- Full name: Ekaterina Olegovna Malygina
- Born: 30 November 1993 (age 32) Perm, Russia
- Height: 178 cm (5 ft 10 in)

Gymnastics career
- Discipline: Rhythmic gymnastics
- Country represented: Russia (2007-2010)
- Head coach: Irina Viner
- Assistant coach: V Ivanitskaya
- Former coaches: Anna Shumilova, Marina Munipova
- Retired: 2010
- Medal record
Group rhythmic gymnastics
Representing Russia
World Championships
| Bronze medal – third place | 2009 Mie | Group All-around |
| Bronze medal – third place | 2009 Mie | 3 Ribbons/ 2 Ropes |
| Gold medal – first place | 2009 Mie | 5 Hoops |
| Bronze medal – third place | 2010 Moscow | Group All-around |
| Gold medal – first place | 2010 Moscow | 5 Balls |
| Gold medal – first place | 2010 Moscow | 3 Ribbons/ 2 Ropes |
European Championships
| Gold medal – first place | 2010 Bremen | Group All-around |
| Gold medal – first place | 2010 Bremen | 5 hoops |
| Gold medal – first place | 2010 Bremen | 3 Ribbons/ 2 Ropes |

= Ekaterina Malygina =

Russian rhythmic gymnast

Ekaterina Makygina (born 30 November 1993) is a Russian rhythmic gymnast.

== Career ==
Since 2001 she was a pupil of SDYUSSHOR 1 in Perm, coached by Marina Munipova. In 3 1/2 years she became the leader of the Perm Region in her age category.

=== Junior ===
Since July 2006, she trained at the Olympic Reserve school in Dmitrov, Moscow Oblast. Since 2007, she has performed in individual exercises under the guidance of Anna Shumilova and was part of Russia's junior team.

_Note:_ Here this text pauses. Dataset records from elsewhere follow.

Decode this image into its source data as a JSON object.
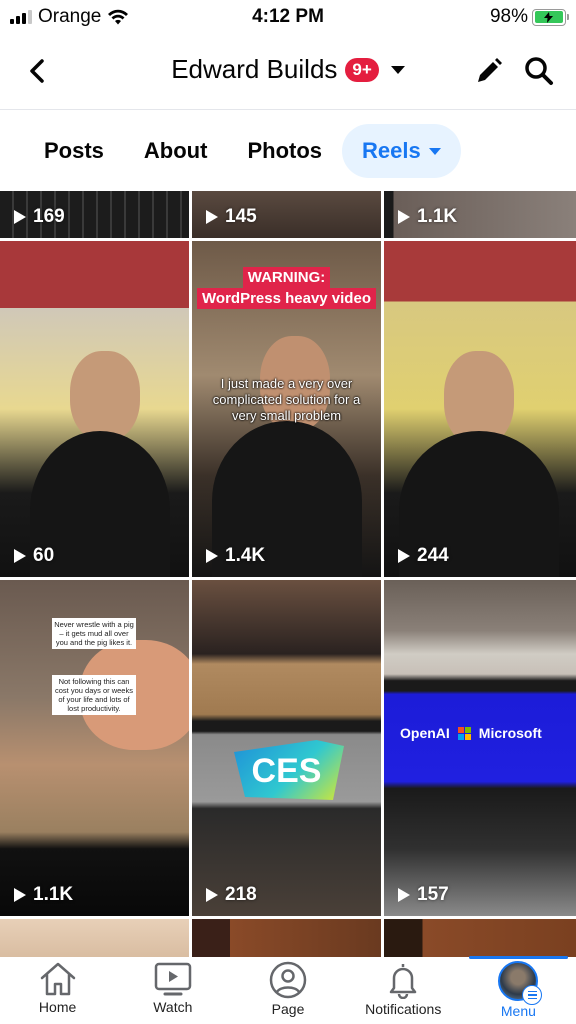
{
  "status_bar": {
    "carrier": "Orange",
    "time": "4:12 PM",
    "battery": "98%",
    "battery_level": 0.98
  },
  "header": {
    "title": "Edward Builds",
    "notification_badge": "9+",
    "icons": {
      "back": "chevron-left-icon",
      "edit": "pencil-icon",
      "search": "search-icon"
    }
  },
  "tabs": [
    {
      "label": "Posts",
      "active": false
    },
    {
      "label": "About",
      "active": false
    },
    {
      "label": "Photos",
      "active": false
    },
    {
      "label": "Reels",
      "active": true
    }
  ],
  "reels": [
    {
      "views": "169",
      "overlay": []
    },
    {
      "views": "145",
      "overlay": []
    },
    {
      "views": "1.1K",
      "overlay": []
    },
    {
      "views": "60",
      "overlay": []
    },
    {
      "views": "1.4K",
      "overlay": [
        "WARNING:",
        "WordPress heavy video",
        "I just made a very over complicated solution for a very small problem"
      ]
    },
    {
      "views": "244",
      "overlay": []
    },
    {
      "views": "1.1K",
      "overlay": [
        "Never wrestle with a pig – it gets mud all over you and the pig likes it.",
        "Not following this can cost you days or weeks of your life and lots of lost productivity."
      ]
    },
    {
      "views": "218",
      "overlay": [
        "CES"
      ]
    },
    {
      "views": "157",
      "overlay": [
        "OpenAI",
        "Microsoft"
      ]
    }
  ],
  "bottom_nav": [
    {
      "label": "Home",
      "icon": "home-icon",
      "active": false
    },
    {
      "label": "Watch",
      "icon": "video-play-icon",
      "active": false
    },
    {
      "label": "Page",
      "icon": "profile-circle-icon",
      "active": false
    },
    {
      "label": "Notifications",
      "icon": "bell-icon",
      "active": false
    },
    {
      "label": "Menu",
      "icon": "avatar-menu-icon",
      "active": true
    }
  ],
  "colors": {
    "accent": "#1877f2",
    "badge": "#e41e3f",
    "active_tab_bg": "#e7f3ff"
  }
}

In 2007 she won gold at championship of the Moscow region and the Central Federal District. Malygina was the bronze medalist in the ribbon final at the Russian Championship. She won All-Around bronze at the III Student Games as part of the team of the Central Federal District and at the "Hopes of Russia" tournament. Ekaterina also won medals in International competitions in Kyiv and Ljubljana.

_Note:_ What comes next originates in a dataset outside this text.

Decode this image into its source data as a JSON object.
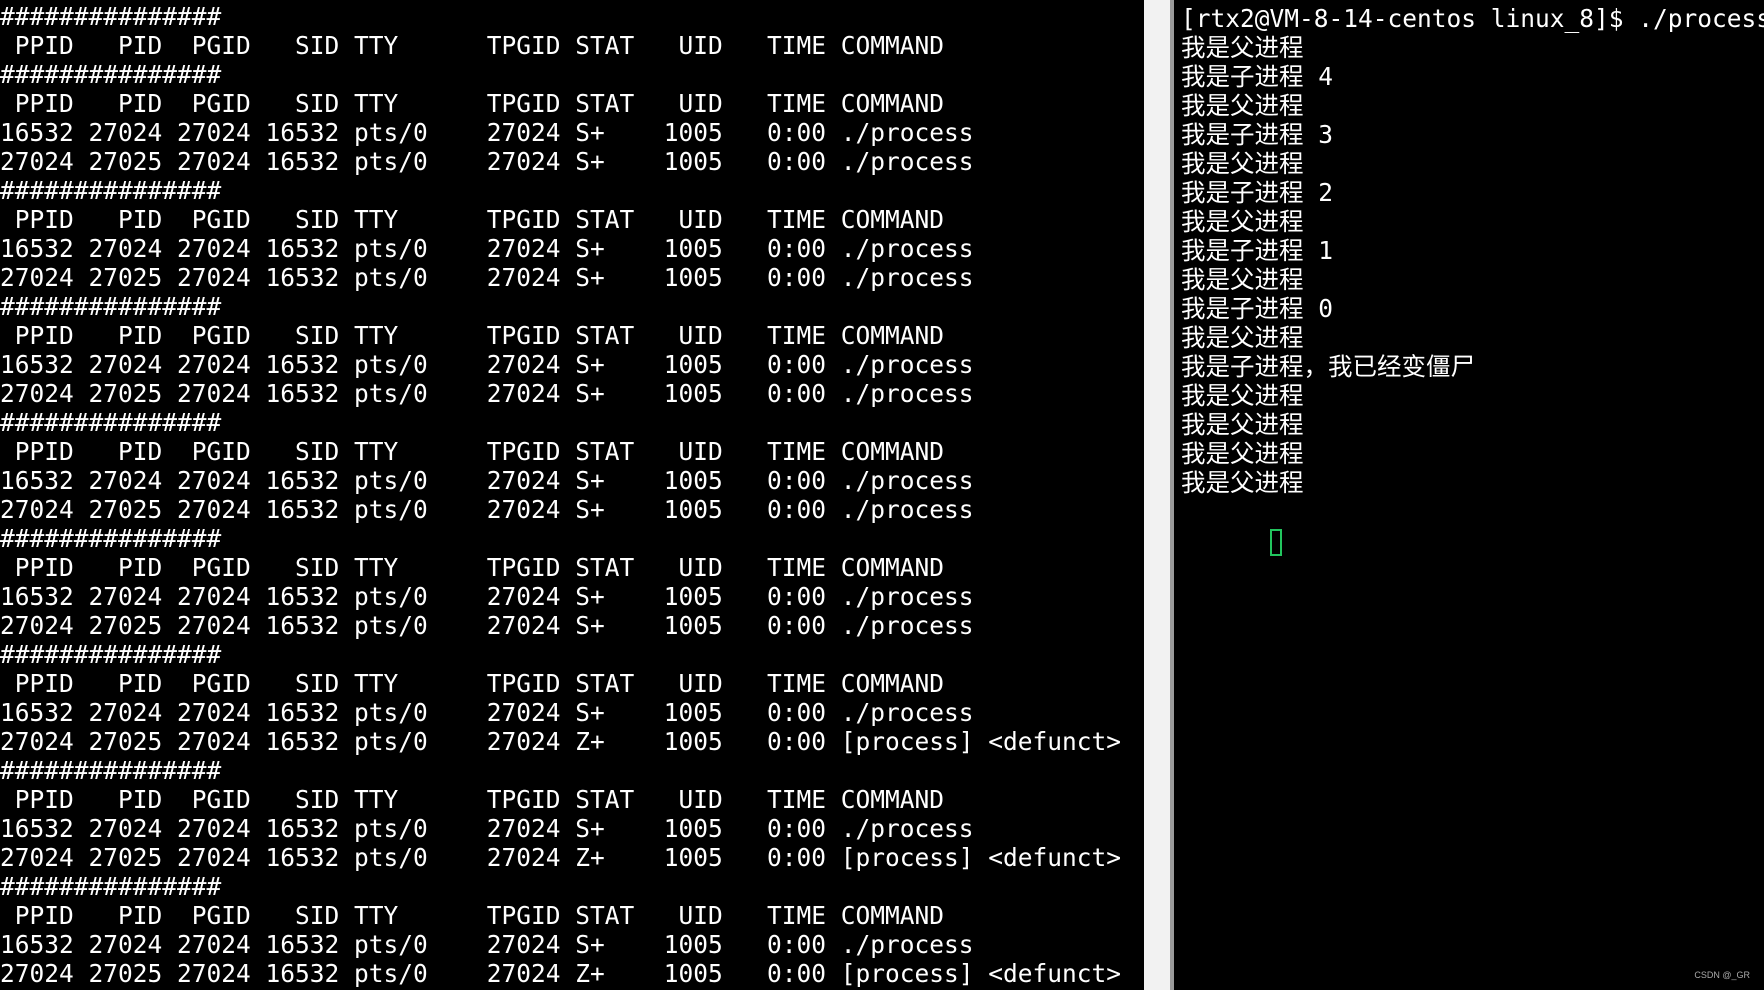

Malygina retained her title of champion of the Central Federal District in 2008. She then won gold the Russian Championship, silver in the All-Around and the ball final, bronze in the rope final and in the team competition. She competed in international competitions and won medals in Germany, Romania, Israel, Italy. In the summer she was awarded the title of Master of Sports of International Class. In September 2008, after the team that competed at the Olympic Games in Beijing, Malygina was included in the Russian group.

=== Senior ===
As a member of the group Ekaterina won medals in World Cups and Grand Prixes. She then won All-Around and 3 ribbons + 2 ropes bronze at World Champion in Mie, Japan, becoming world champion in the 5 hoops final. For this Malygina was awarded the title of Honored Master of Sports of Russia.

In 2010, Ekaterina kept winning prizes at World Cup and Grand Prix's stage. At the European Championships in Bremen, Germany, the Russian group won gold in all the events. In September Malygina participated in the World Championships in Moscow, Russia, becoming bronze All-Around medallist and World Champion in both the 5 hoops and 3 ribbons + 2 balls finals.

At the end of 2010, Ekaterina Malygina decided to retire from the sport. She is now a coach at her own club.